サロンは、お気に入りの、すてきな壁紙で華やかに演出しませうね。どういふ色、どういふ柄を選ぶか、といふことを通して、サロンの「テーマ」といふものができますわ。サロンに合つた小物を蒐めることも、サロンに「~の間」といふ命名をすることも。統一感、それこそが美の基調ですわ。さうして、忘れてならないことよ、壁には必ず絵を飾りませうねえ。絵に合つた額縁を選ぶことも大事です。日本人は美術館に足をはこぶ人がたいそう多いと聞いてをりますけれど、そのうち、いったい、どれ位の方がお家に絵を飾つてゐらつしやるのか知ら?

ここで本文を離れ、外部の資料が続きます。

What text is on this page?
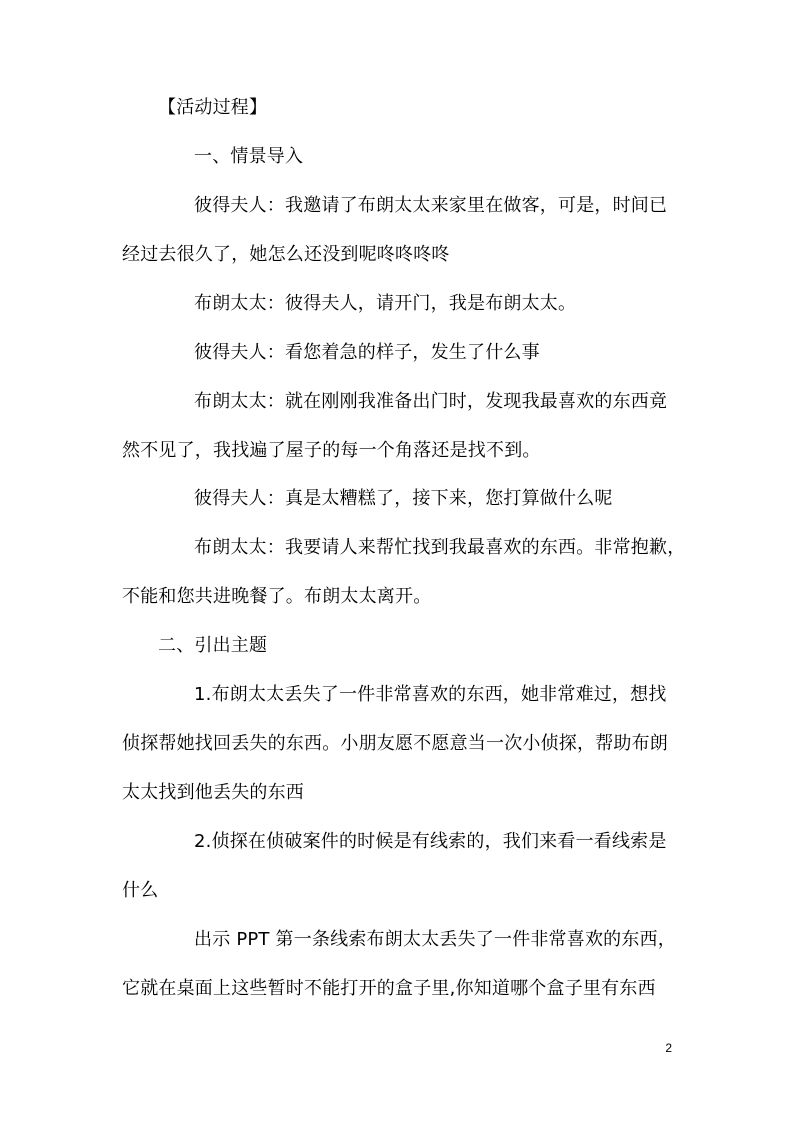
【活动过程】
一、情景导入
彼得夫人：我邀请了布朗太太来家里在做客，可是，时间已
经过去很久了，她怎么还没到呢咚咚咚咚
布朗太太：彼得夫人，请开门，我是布朗太太。
彼得夫人：看您着急的样子，发生了什么事
布朗太太：就在刚刚我准备出门时，发现我最喜欢的东西竟
然不见了，我找遍了屋子的每一个角落还是找不到。
彼得夫人：真是太糟糕了，接下来，您打算做什么呢
布朗太太：我要请人来帮忙找到我最喜欢的东西。非常抱歉，
不能和您共进晚餐了。布朗太太离开。
二、引出主题
1.布朗太太丢失了一件非常喜欢的东西，她非常难过，想找
侦探帮她找回丢失的东西。小朋友愿不愿意当一次小侦探，帮助布朗
太太找到他丢失的东西
2.侦探在侦破案件的时候是有线索的，我们来看一看线索是
什么
出示 PPT 第一条线索布朗太太丢失了一件非常喜欢的东西，
它就在桌面上这些暂时不能打开的盒子里,你知道哪个盒子里有东西
2
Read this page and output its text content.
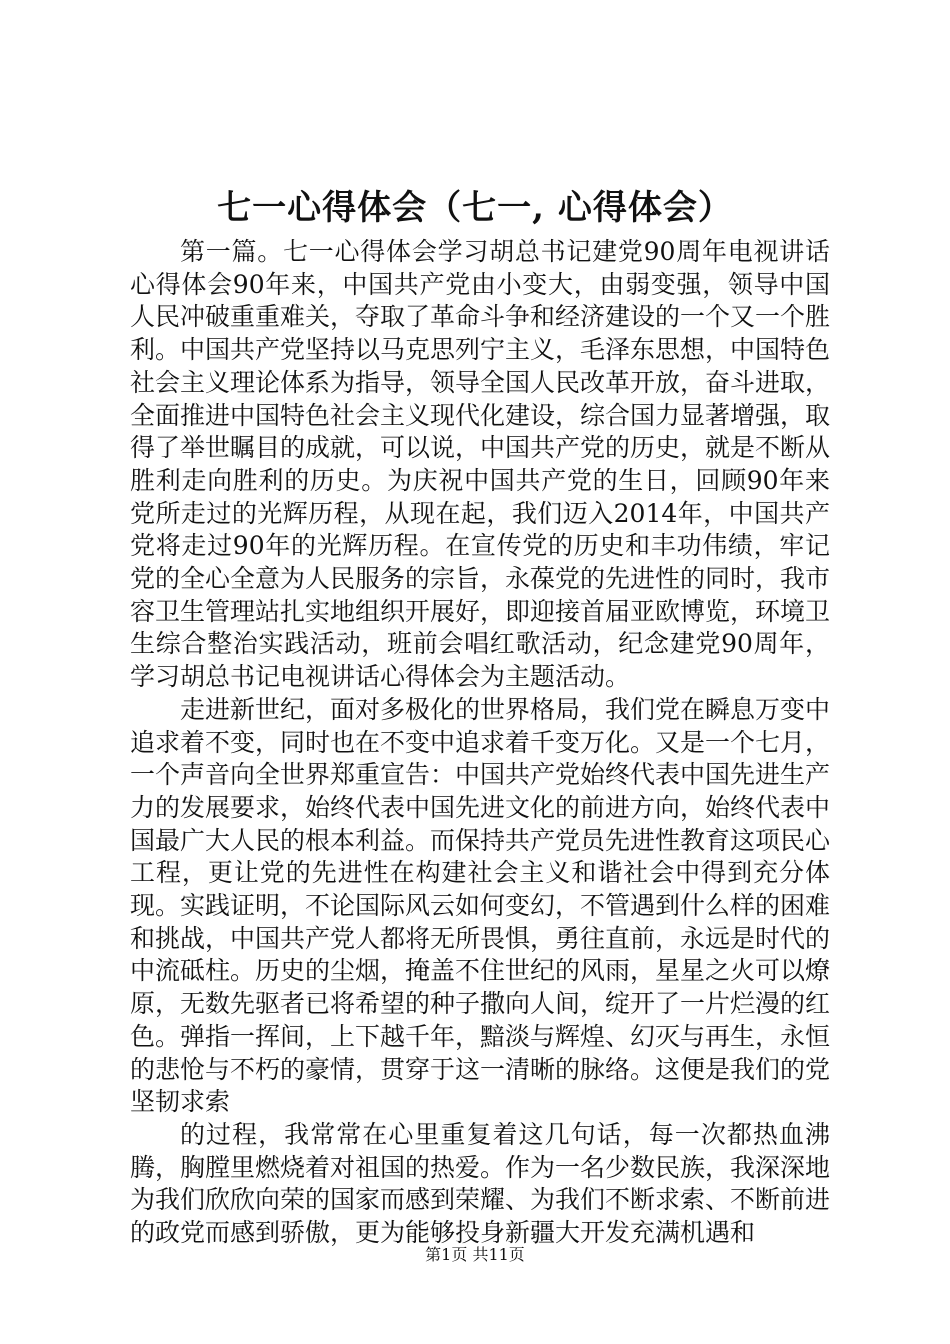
七一心得体会（七一, 心得体会）

第一篇。七一心得体会学习胡总书记建党90周年电视讲话心得体会90年来，中国共产党由小变大，由弱变强，领导中国人民冲破重重难关，夺取了革命斗争和经济建设的一个又一个胜利。中国共产党坚持以马克思列宁主义，毛泽东思想，中国特色社会主义理论体系为指导，领导全国人民改革开放，奋斗进取，全面推进中国特色社会主义现代化建设，综合国力显著增强，取得了举世瞩目的成就，可以说，中国共产党的历史，就是不断从胜利走向胜利的历史。为庆祝中国共产党的生日，回顾90年来党所走过的光辉历程，从现在起，我们迈入2014年，中国共产党将走过90年的光辉历程。在宣传党的历史和丰功伟绩，牢记党的全心全意为人民服务的宗旨，永葆党的先进性的同时，我市容卫生管理站扎实地组织开展好，即迎接首届亚欧博览，环境卫生综合整治实践活动，班前会唱红歌活动，纪念建党90周年，学习胡总书记电视讲话心得体会为主题活动。

走进新世纪，面对多极化的世界格局，我们党在瞬息万变中追求着不变，同时也在不变中追求着千变万化。又是一个七月，一个声音向全世界郑重宣告：中国共产党始终代表中国先进生产力的发展要求，始终代表中国先进文化的前进方向，始终代表中国最广大人民的根本利益。而保持共产党员先进性教育这项民心工程，更让党的先进性在构建社会主义和谐社会中得到充分体现。实践证明，不论国际风云如何变幻，不管遇到什么样的困难和挑战，中国共产党人都将无所畏惧，勇往直前，永远是时代的中流砥柱。历史的尘烟，掩盖不住世纪的风雨，星星之火可以燎原，无数先驱者已将希望的种子撒向人间，绽开了一片烂漫的红色。弹指一挥间，上下越千年，黯淡与辉煌、幻灭与再生，永恒的悲怆与不朽的豪情，贯穿于这一清晰的脉络。这便是我们的党坚韧求索

的过程，我常常在心里重复着这几句话，每一次都热血沸腾，胸膛里燃烧着对祖国的热爱。作为一名少数民族，我深深地为我们欣欣向荣的国家而感到荣耀、为我们不断求索、不断前进的政党而感到骄傲，更为能够投身新疆大开发充满机遇和

第1页 共11页
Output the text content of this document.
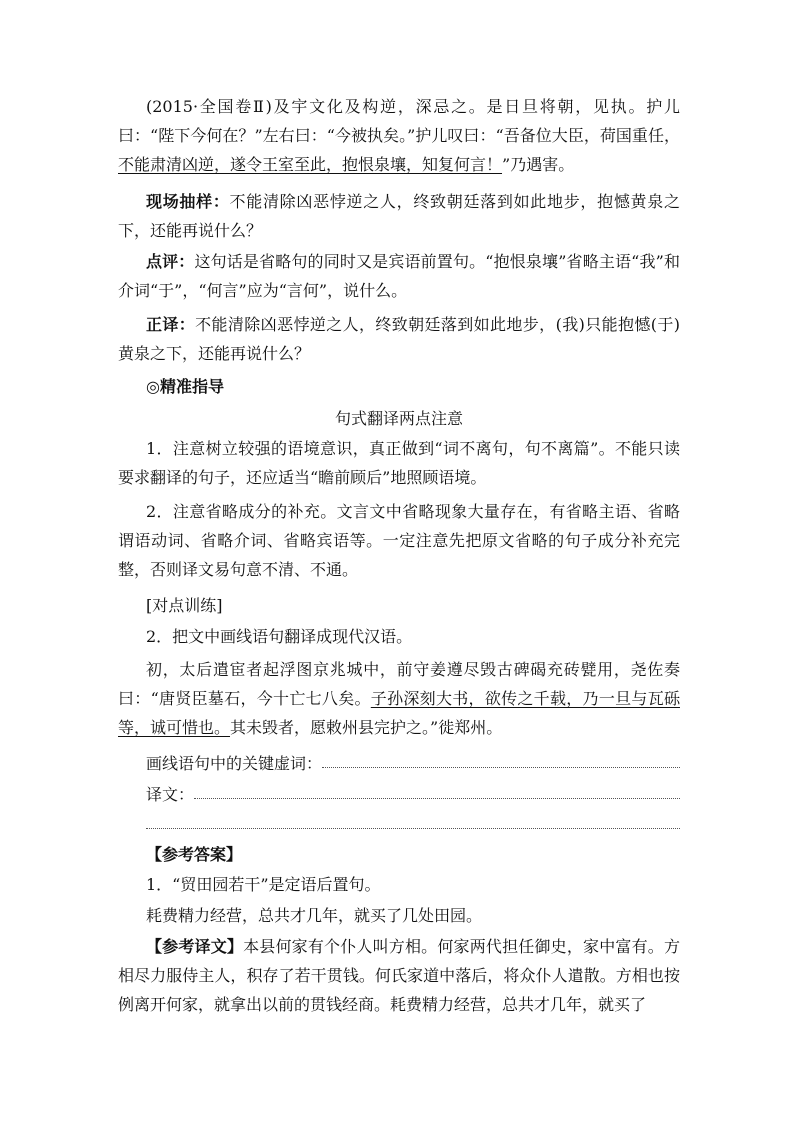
(2015·全国卷Ⅱ)及宇文化及构逆，深忌之。是日旦将朝，见执。护儿曰：“陛下今何在？”左右曰：“今被执矣。”护儿叹曰：“吾备位大臣，荷国重任，不能肃清凶逆，遂令王室至此，抱恨泉壤，知复何言！”乃遇害。

现场抽样：不能清除凶恶悖逆之人，终致朝廷落到如此地步，抱憾黄泉之下，还能再说什么？

点评：这句话是省略句的同时又是宾语前置句。“抱恨泉壤”省略主语“我”和介词“于”，“何言”应为“言何”，说什么。

正译：不能清除凶恶悖逆之人，终致朝廷落到如此地步，(我)只能抱憾(于)黄泉之下，还能再说什么？

◎精准指导

句式翻译两点注意

1．注意树立较强的语境意识，真正做到“词不离句，句不离篇”。不能只读要求翻译的句子，还应适当“瞻前顾后”地照顾语境。

2．注意省略成分的补充。文言文中省略现象大量存在，有省略主语、省略谓语动词、省略介词、省略宾语等。一定注意先把原文省略的句子成分补充完整，否则译文易句意不清、不通。

[对点训练]

2．把文中画线语句翻译成现代汉语。

初，太后遣宦者起浮图京兆城中，前守姜遵尽毁古碑碣充砖甓用，尧佐奏曰：“唐贤臣墓石，今十亡七八矣。子孙深刻大书，欲传之千载，乃一旦与瓦砾等，诚可惜也。其未毁者，愿敕州县完护之。”徙郑州。

画线语句中的关键虚词：
译文：

【参考答案】

1．“贸田园若干”是定语后置句。

耗费精力经营，总共才几年，就买了几处田园。

【参考译文】本县何家有个仆人叫方相。何家两代担任御史，家中富有。方相尽力服侍主人，积存了若干贯钱。何氏家道中落后，将众仆人遣散。方相也按例离开何家，就拿出以前的贯钱经商。耗费精力经营，总共才几年，就买了
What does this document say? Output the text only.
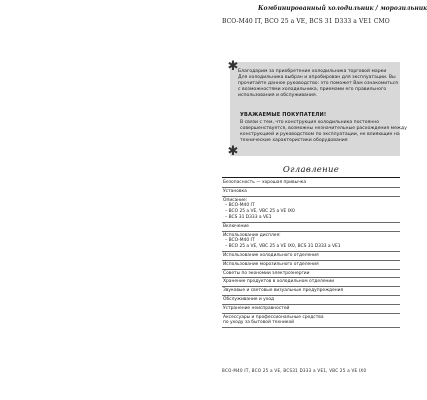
Комбинированный холодильник / морозильник
BCO-M40 IT, BCO 25 a VE, BCS 31 D333 a VE1 CMO
✱
✱
Благодарим за приобретение холодильника торговой марки
Для холодильника выбран и апробирован для эксплуатации. Вы
прочитайте данное руководство: это поможет Вам ознакомиться
с возможностями холодильника, приемами его правильного
использования и обслуживания.
УВАЖАЕМЫЕ ПОКУПАТЕЛИ!
В связи с тем, что конструкция холодильника постоянно
совершенствуется, возможны незначительные расхождения между
конструкцией и руководством по эксплуатации, не влияющие на
технические характеристики оборудования
Оглавление
Безопасность — хорошая привычка
Установка
Описание:
– BCO-M40 IT
– BCO 25 a VE, VBC 25 a VE IX0
– BCS 31 D333 a VE1
Включение
Использование дисплея:
– BCO-M40 IT
– BCO 25 a VE, VBC 25 a VE IX0, BCS 31 D333 a VE1
Использование холодильного отделения
Использование морозильного отделения
Советы по экономии электроэнергии
Хранение продуктов в холодильном отделении
Звуковые и световые визуальные предупреждения
Обслуживание и уход
Устранение неисправностей
Аксессуары и профессиональные средства
по уходу за бытовой техникой
BCO-M40 IT, BCO 25 a VE, BCS31 D333 a VE1, VBC 25 a VE IX0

ウチの嫁ときたら、壁紙と絵の取合せのことも考へず、もしかしたら、絵を飾ることも考へずに壁紙を選んでゐたやうだつたから、推して知るべし、絵を購入するなんてことは、考へること、ゼロ・パーセントに近かつたんぢやないか知ら。だけど、自宅にオリジナルの絵のひとつも持たない人が、美術愛好家だなんて、ちやんちやら、をかしいわ。じぶんの家にじぶんのお気に入りの絵があれば、美術館にさうさう足なんて運ばなくていゝもの(目を肥やすためにはよいですけれど)。アラ、わたくし、まちがつたこと、言つてゐるか知ら?
サロンをひろく見せる技に、鏡を使ふといふのがあるわねえ。おぼえておいて、悪くないことよ。あと、香をえらびたいものです。こゝでは感度を最大限にあげて、最良の室内フレグランスを選びたいもの。サロンは、大人の息継ぎ場所。紅茶を飲んだり、コニャックを飲んだりして歓談をする場所。こどもは立ち入り禁止。